Last weekend’s Davis Cup first-round encounters threw up the kind of brilliant, emotion-based tennis that has made the competition one of the best in the whole of sport for more than a century.
John Isner’s win over Roger Federer in Switzerland was the first by an American over the former world number one on clay since 1999 – a ridiculous statistic – and inspired the most unlikely, but well deserved 5-0 victories in the history of the World Group. But while Federer put himself out there, it was noticeable that the world’s top two, Novak Djokovic and Rafael Nadal, and number four Andy Murray chose to sit it out, recharging their batteries and saving themselves for what they see as bigger tasks ahead.
Getting the top players to compete regularly in the Davis Cup has been a bone of contention in the competition for some years now, with many feeling that the event needs revamping, whether it be played every other year, with three-set matches instead of five or in a different format altogether.
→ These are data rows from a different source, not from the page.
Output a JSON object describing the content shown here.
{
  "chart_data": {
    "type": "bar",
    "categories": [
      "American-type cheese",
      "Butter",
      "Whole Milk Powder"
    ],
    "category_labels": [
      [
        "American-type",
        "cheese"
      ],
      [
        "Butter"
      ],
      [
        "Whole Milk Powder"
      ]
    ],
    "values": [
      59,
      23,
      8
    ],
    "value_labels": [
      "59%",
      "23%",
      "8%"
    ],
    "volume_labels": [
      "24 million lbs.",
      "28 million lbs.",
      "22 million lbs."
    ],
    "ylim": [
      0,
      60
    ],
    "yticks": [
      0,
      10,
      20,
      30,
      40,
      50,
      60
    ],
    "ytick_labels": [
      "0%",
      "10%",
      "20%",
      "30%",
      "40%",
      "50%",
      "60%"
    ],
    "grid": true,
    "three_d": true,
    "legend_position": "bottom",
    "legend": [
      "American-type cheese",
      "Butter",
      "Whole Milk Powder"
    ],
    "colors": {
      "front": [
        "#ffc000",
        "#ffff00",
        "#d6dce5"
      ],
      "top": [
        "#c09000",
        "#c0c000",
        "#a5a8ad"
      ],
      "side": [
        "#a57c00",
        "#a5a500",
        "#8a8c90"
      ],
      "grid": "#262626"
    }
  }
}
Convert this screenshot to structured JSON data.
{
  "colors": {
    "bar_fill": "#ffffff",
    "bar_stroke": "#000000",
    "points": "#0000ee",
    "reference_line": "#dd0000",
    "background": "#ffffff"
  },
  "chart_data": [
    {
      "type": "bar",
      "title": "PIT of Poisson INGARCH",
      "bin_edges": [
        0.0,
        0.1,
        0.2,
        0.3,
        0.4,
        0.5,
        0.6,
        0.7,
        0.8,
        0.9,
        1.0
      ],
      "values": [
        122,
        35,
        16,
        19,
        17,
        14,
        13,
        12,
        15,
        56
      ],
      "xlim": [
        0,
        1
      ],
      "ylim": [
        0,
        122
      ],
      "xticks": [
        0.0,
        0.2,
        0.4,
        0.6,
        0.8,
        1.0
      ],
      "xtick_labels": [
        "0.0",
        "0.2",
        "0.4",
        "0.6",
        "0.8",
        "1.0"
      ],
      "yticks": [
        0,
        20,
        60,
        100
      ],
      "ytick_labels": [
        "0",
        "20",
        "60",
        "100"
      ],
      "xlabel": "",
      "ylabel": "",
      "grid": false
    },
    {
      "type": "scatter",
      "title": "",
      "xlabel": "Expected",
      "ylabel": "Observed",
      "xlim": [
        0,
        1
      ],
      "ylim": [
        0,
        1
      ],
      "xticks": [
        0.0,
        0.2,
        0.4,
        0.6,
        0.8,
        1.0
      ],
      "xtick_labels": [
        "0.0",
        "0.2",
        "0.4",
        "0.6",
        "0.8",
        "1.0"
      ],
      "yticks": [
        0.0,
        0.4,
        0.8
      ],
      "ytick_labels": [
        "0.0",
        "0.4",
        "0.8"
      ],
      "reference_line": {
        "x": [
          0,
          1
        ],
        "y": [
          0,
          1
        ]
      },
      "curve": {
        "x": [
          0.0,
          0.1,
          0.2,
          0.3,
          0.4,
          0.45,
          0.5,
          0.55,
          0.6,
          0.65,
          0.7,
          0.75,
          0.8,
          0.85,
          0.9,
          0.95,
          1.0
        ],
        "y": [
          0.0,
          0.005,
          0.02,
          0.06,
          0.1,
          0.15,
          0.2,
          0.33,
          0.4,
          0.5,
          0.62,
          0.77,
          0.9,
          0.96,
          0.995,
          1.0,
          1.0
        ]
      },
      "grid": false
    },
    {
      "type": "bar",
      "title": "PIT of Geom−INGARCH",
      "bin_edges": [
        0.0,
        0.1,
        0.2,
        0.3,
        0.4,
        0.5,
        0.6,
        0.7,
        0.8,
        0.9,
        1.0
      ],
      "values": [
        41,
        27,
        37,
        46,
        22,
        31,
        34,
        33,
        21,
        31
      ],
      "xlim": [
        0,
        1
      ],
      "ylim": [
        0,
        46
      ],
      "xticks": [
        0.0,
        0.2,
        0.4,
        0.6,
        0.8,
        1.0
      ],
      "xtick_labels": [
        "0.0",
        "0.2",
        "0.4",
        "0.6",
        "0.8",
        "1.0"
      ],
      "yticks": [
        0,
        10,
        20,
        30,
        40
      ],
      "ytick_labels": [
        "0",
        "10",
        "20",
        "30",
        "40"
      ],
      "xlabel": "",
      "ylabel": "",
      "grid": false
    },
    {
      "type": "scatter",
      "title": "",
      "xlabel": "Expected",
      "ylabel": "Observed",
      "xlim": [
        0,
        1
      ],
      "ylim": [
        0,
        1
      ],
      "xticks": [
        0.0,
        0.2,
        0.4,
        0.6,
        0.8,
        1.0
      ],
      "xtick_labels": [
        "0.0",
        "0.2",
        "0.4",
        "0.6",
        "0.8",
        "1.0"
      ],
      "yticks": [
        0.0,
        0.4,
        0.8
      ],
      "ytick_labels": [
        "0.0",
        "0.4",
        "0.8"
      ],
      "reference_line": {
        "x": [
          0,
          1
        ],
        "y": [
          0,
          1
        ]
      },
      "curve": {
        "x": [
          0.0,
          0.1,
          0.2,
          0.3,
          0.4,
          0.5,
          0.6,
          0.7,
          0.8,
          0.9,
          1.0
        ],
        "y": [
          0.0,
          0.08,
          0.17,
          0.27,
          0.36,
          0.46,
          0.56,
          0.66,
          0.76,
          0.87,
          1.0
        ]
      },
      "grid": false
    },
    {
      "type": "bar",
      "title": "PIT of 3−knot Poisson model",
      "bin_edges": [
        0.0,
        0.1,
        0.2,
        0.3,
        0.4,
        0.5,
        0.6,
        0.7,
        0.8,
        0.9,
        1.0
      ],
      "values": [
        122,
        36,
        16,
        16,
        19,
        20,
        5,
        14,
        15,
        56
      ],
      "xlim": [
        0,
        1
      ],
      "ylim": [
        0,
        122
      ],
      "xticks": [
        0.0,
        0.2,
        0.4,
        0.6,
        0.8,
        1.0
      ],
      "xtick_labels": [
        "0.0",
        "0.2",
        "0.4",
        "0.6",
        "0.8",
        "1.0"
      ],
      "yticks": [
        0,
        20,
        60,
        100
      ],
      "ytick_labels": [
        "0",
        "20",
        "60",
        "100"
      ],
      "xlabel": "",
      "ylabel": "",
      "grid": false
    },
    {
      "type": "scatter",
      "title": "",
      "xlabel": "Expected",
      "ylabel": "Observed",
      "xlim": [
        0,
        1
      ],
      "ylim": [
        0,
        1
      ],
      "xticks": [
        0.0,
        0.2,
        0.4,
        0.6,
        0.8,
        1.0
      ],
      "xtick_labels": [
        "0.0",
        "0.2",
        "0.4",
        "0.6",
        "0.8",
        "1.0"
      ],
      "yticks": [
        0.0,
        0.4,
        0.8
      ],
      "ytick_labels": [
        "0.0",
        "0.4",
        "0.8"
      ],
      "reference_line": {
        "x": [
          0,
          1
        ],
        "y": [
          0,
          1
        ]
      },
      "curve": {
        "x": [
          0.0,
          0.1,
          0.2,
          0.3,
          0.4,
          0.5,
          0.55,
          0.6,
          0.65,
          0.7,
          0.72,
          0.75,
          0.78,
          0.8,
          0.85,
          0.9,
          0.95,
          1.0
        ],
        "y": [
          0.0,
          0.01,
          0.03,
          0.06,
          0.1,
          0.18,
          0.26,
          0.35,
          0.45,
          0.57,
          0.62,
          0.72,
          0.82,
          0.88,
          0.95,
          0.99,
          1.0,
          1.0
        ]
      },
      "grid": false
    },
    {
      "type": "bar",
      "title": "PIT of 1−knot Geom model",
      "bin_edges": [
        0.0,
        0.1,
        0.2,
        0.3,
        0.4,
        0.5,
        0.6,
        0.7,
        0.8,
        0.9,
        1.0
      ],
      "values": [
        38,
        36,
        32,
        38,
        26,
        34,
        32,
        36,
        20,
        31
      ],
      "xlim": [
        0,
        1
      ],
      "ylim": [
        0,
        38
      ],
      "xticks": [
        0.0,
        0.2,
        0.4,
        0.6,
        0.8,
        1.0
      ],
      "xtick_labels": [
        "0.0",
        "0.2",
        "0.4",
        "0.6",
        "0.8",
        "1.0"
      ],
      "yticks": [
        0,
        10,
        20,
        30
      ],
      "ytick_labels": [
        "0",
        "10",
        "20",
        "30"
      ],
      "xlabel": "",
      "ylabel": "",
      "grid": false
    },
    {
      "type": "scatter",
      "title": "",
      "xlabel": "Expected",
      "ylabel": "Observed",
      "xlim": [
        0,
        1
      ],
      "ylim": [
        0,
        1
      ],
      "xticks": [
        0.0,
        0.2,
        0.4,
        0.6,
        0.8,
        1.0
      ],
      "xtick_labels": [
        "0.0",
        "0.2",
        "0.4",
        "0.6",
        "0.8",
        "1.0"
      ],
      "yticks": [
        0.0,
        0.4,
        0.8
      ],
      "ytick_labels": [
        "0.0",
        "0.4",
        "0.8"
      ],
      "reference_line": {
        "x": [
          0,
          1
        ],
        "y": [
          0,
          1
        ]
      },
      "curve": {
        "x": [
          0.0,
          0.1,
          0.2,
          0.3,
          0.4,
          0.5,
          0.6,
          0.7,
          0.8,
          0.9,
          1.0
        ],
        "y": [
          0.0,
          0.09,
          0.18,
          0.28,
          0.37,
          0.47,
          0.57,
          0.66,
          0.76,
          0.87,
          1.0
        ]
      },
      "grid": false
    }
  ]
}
To my mind, it’s a brilliant format. Playing for your country is an experience few people achieve and even fewer ever forget. Nadal and Djokovic have been excellent servants of the competition down the years and with the strength in depth their nations enjoy at the moment, they can afford to miss the odd match, or even a year.
Murray has also represented Britain on many occasions and has been carrying the team single-handedly for the past few years. He will no doubt have been hugely encouraged by their win over Slovakia at the weekend in his absence and is set to return at some stage later this year.
But while I don’t feel the competition needs changing – for the lesser countries, playing Davis Cup is a great source of money – one thing could perhaps be rectified. As pointed out by Richard Evans, the revered British journalist who has covered the tour for many decades, the top players are already given an incentive to play through the awarding of ATP ranking points.
But since they only apply in the World Group, it is hugely unfair on the lesser players. For someone like Isner, the Davis Cup could prove profitable this year, especially if the USA win it; for someone like Murray, or Marcos Baghdatis, they get nothing.
It’s arguable that Murray could help himself by getting Britain into the World Group and with a top doubles pair in their ranks now, perhaps he will. But it seems like maybe the International Tennis Federation, who run the Davis Cup, and the ATP, could be more even-handed and spread the wealth further down the tiers of the competition.
For those of you interested in how the points work for Davis Cup, click here
Talking of Isner, his victory over Federer on clay could be the beginning of a great year for the American. Just ask Novak Djokovic if you don’t think the Davis Cup can have an affect on a player’s season. The Serb’s Davis Cup triumph in 2010 was the catalyst for his stunning transformation in 2011 and while no one is suggesting Isner will do the same, he cannot help but be inspired by his achievements in Switzerland.
Clay could even be a good surface for him – remember last year’s French Open when he led Rafael Nadal by two sets to love in the first round, serving and volleying and charging the net when he had the chance? Expect him to enjoy a boost to his form over the coming months and for him to climb from his ranking of 14 into the top 10.